The phrase "very severe obstacle" is careful, almost technocratic. He avoids naming villains (states disinvesting, institutions expanding amenities, lenders profiting) and instead treats cost as a barrier that has appeared, like weather. That’s strategic: it invites consensus without triggering donor-class defensiveness or ideological fights over public spending. Yet the subtext is unmistakable: access has become contingent on wealth, and the promise of meritocracy is wobbling.
Calling college "an American dream" is the emotional payload. It wraps a policy problem in national mythology, implying that higher education is part of the country’s identity, not just its labor market. It’s also a subtle warning: when a society turns its signature ladder into a toll road, cynicism follows.

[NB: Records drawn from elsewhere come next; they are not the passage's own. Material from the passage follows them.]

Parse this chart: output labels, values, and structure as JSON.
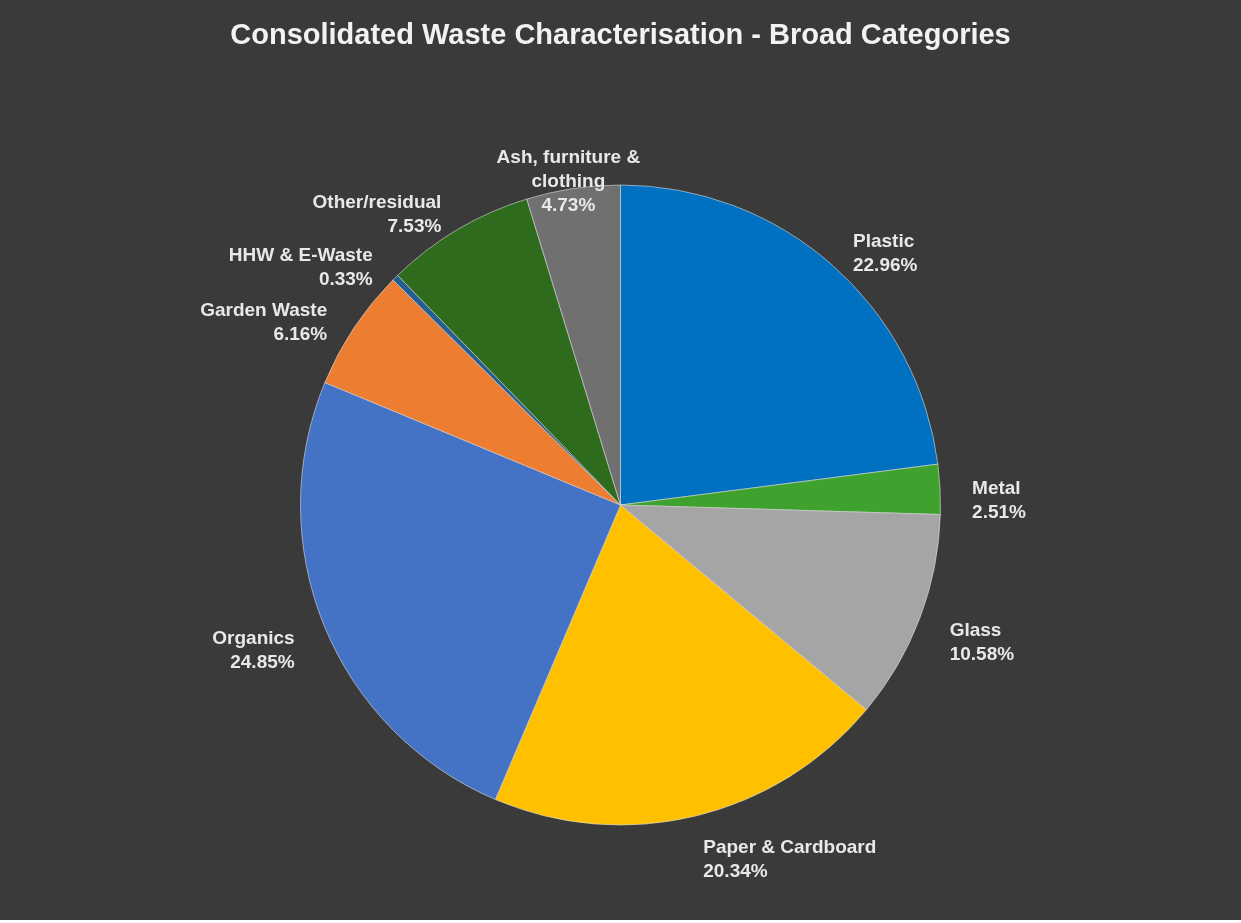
{
  "chart_data": {
    "type": "pie",
    "title": "Consolidated Waste Characterisation - Broad Categories",
    "categories": [
      "Plastic",
      "Metal",
      "Glass",
      "Paper & Cardboard",
      "Organics",
      "Garden Waste",
      "HHW & E-Waste",
      "Other/residual",
      "Ash, furniture & clothing"
    ],
    "values": [
      22.96,
      2.51,
      10.58,
      20.34,
      24.85,
      6.16,
      0.33,
      7.53,
      4.73
    ],
    "value_labels": [
      "22.96%",
      "2.51%",
      "10.58%",
      "20.34%",
      "24.85%",
      "6.16%",
      "0.33%",
      "7.53%",
      "4.73%"
    ],
    "colors": [
      "#0070c0",
      "#3fa22e",
      "#a5a5a5",
      "#ffc000",
      "#4472c4",
      "#ed7d31",
      "#255e91",
      "#2e6b1d",
      "#707070"
    ],
    "legend": false
  }
}
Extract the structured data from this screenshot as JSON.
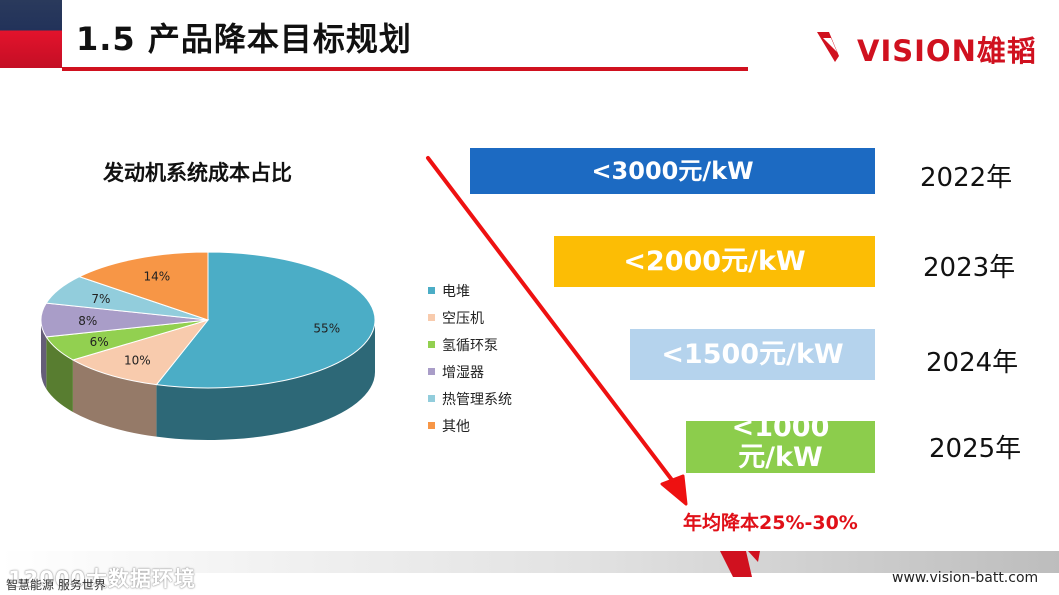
{
  "header": {
    "title": "1.5 产品降本目标规划",
    "logo_text": "VISION雄韬"
  },
  "pie_chart": {
    "title": "发动机系统成本占比",
    "chart_data": {
      "type": "pie",
      "title": "发动机系统成本占比",
      "style": "3D",
      "legend_placement": "right",
      "slices": [
        {
          "name": "电堆",
          "value": 55,
          "label": "55%",
          "color": "#4badc6"
        },
        {
          "name": "空压机",
          "value": 10,
          "label": "10%",
          "color": "#f8cbad"
        },
        {
          "name": "氢循环泵",
          "value": 6,
          "label": "6%",
          "color": "#92d050"
        },
        {
          "name": "增湿器",
          "value": 8,
          "label": "8%",
          "color": "#a99dc8"
        },
        {
          "name": "热管理系统",
          "value": 7,
          "label": "7%",
          "color": "#92cddc"
        },
        {
          "name": "其他",
          "value": 14,
          "label": "14%",
          "color": "#f79646"
        }
      ]
    }
  },
  "targets": [
    {
      "label": "<3000元/kW",
      "year": "2022年",
      "color": "#1c6ac2"
    },
    {
      "label": "<2000元/kW",
      "year": "2023年",
      "color": "#fcbd05"
    },
    {
      "label": "<1500元/kW",
      "year": "2024年",
      "color": "#b5d3ed"
    },
    {
      "label": "<1000元/kW",
      "year": "2025年",
      "color": "#8ccd4c"
    }
  ],
  "annotation": {
    "text": "年均降本25%-30%",
    "color": "#e01018"
  },
  "footer": {
    "watermark": "12000大数据环境",
    "slogan": "智慧能源 服务世界",
    "url": "www.vision-batt.com"
  }
}
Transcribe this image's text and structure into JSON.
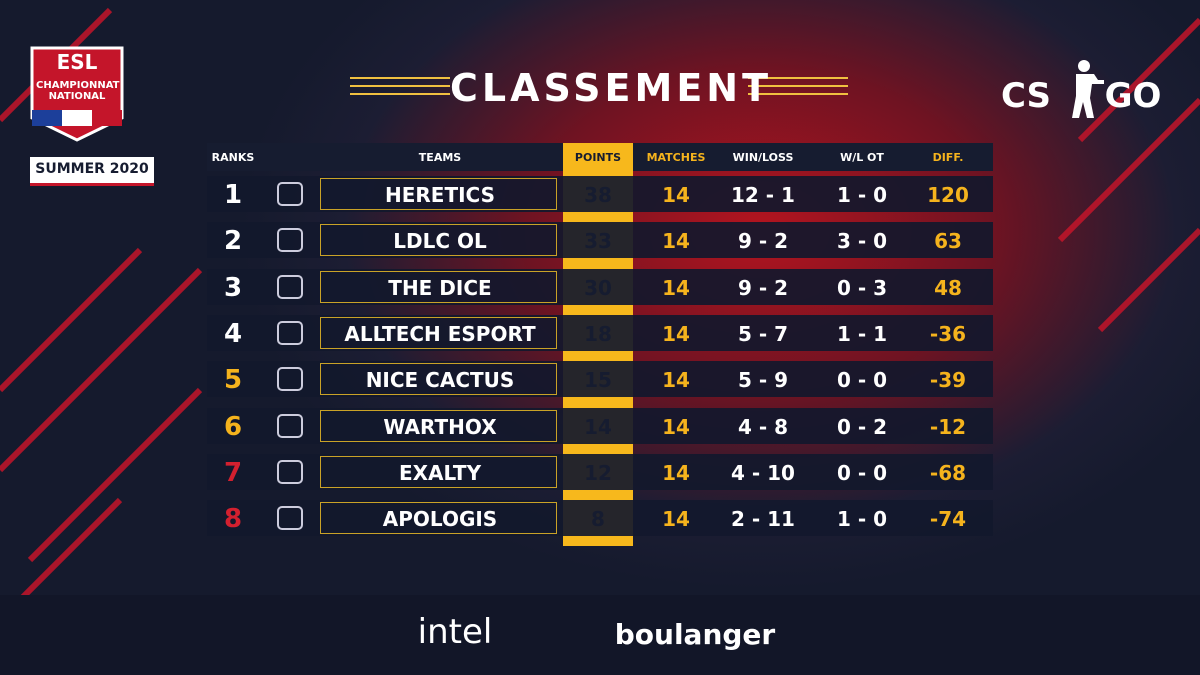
{
  "event_logo": {
    "brand": "ESL",
    "title": "CHAMPIONNAT NATIONAL",
    "season": "SUMMER 2020"
  },
  "title": "CLASSEMENT",
  "game_logo": {
    "left": "CS",
    "right": "GO"
  },
  "table": {
    "columns": [
      "RANKS",
      "TEAMS",
      "POINTS",
      "MATCHES",
      "WIN/LOSS",
      "W/L OT",
      "DIFF."
    ],
    "rows": [
      [
        "1",
        "HERETICS",
        "38",
        "14",
        "12 - 1",
        "1 - 0",
        "120"
      ],
      [
        "2",
        "LDLC OL",
        "33",
        "14",
        "9 - 2",
        "3 - 0",
        "63"
      ],
      [
        "3",
        "THE DICE",
        "30",
        "14",
        "9 - 2",
        "0 - 3",
        "48"
      ],
      [
        "4",
        "ALLTECH ESPORT",
        "18",
        "14",
        "5 - 7",
        "1 - 1",
        "-36"
      ],
      [
        "5",
        "NICE CACTUS",
        "15",
        "14",
        "5 - 9",
        "0 - 0",
        "-39"
      ],
      [
        "6",
        "WARTHOX",
        "14",
        "14",
        "4 - 8",
        "0 - 2",
        "-12"
      ],
      [
        "7",
        "EXALTY",
        "12",
        "14",
        "4 - 10",
        "0 - 0",
        "-68"
      ],
      [
        "8",
        "APOLOGIS",
        "8",
        "14",
        "2 - 11",
        "1 - 0",
        "-74"
      ]
    ],
    "rank_colors": [
      "#ffffff",
      "#ffffff",
      "#ffffff",
      "#ffffff",
      "#f5b31d",
      "#f5b31d",
      "#d3202f",
      "#d3202f"
    ]
  },
  "sponsors": [
    "intel",
    "boulanger"
  ]
}
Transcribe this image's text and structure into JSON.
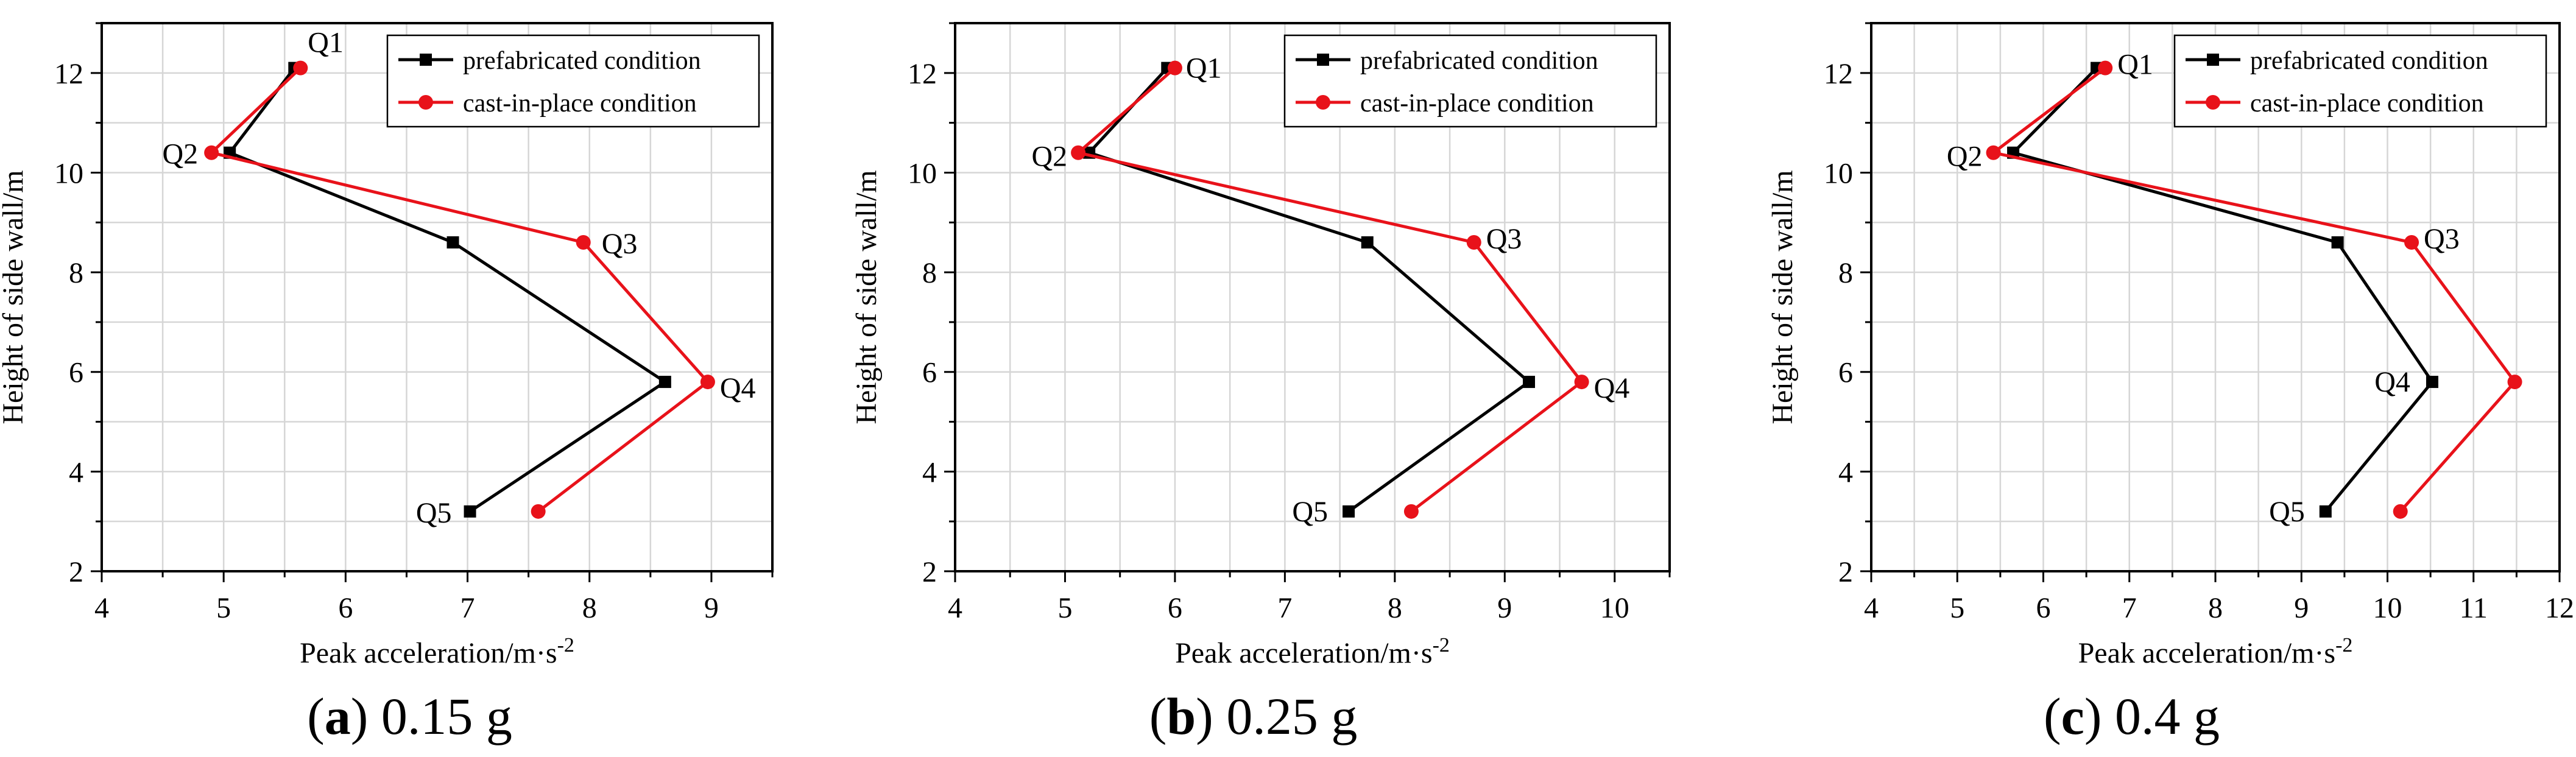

Contextually, Romer speaks as a public official steeped in education debates (notably his work in school reform). The line isn’t radical; it’s a pressure valve, signaling empathy while leaving the solution open-ended. The rhetorical genius is that "find a way" sounds modest, but it quietly demands a rewrite of who gets to belong in the future.
The phrase "very severe obstacle" is careful, almost technocratic. He avoids naming villains (states disinvesting, institutions expanding amenities, lenders profiting) and instead treats cost as a barrier that has appeared, like weather. That’s strategic: it invites consensus without triggering donor-class defensiveness or ideological fights over public spending. Yet the subtext is unmistakable: access has become contingent on wealth, and the promise of meritocracy is wobbling.
Calling college "an American dream" is the emotional payload. It wraps a policy problem in national mythology, implying that higher education is part of the country’s identity, not just its labor market. It’s also a subtle warning: when a society turns its signature ladder into a toll road, cynicism follows.
Contextually, Romer speaks as a public official steeped in education debates (notably his work in school reform). The line isn’t radical; it’s a pressure valve, signaling empathy while leaving the solution open-ended. The rhetorical genius is that "find a way" sounds modest, but it quietly demands a rewrite of who gets to belong in the future.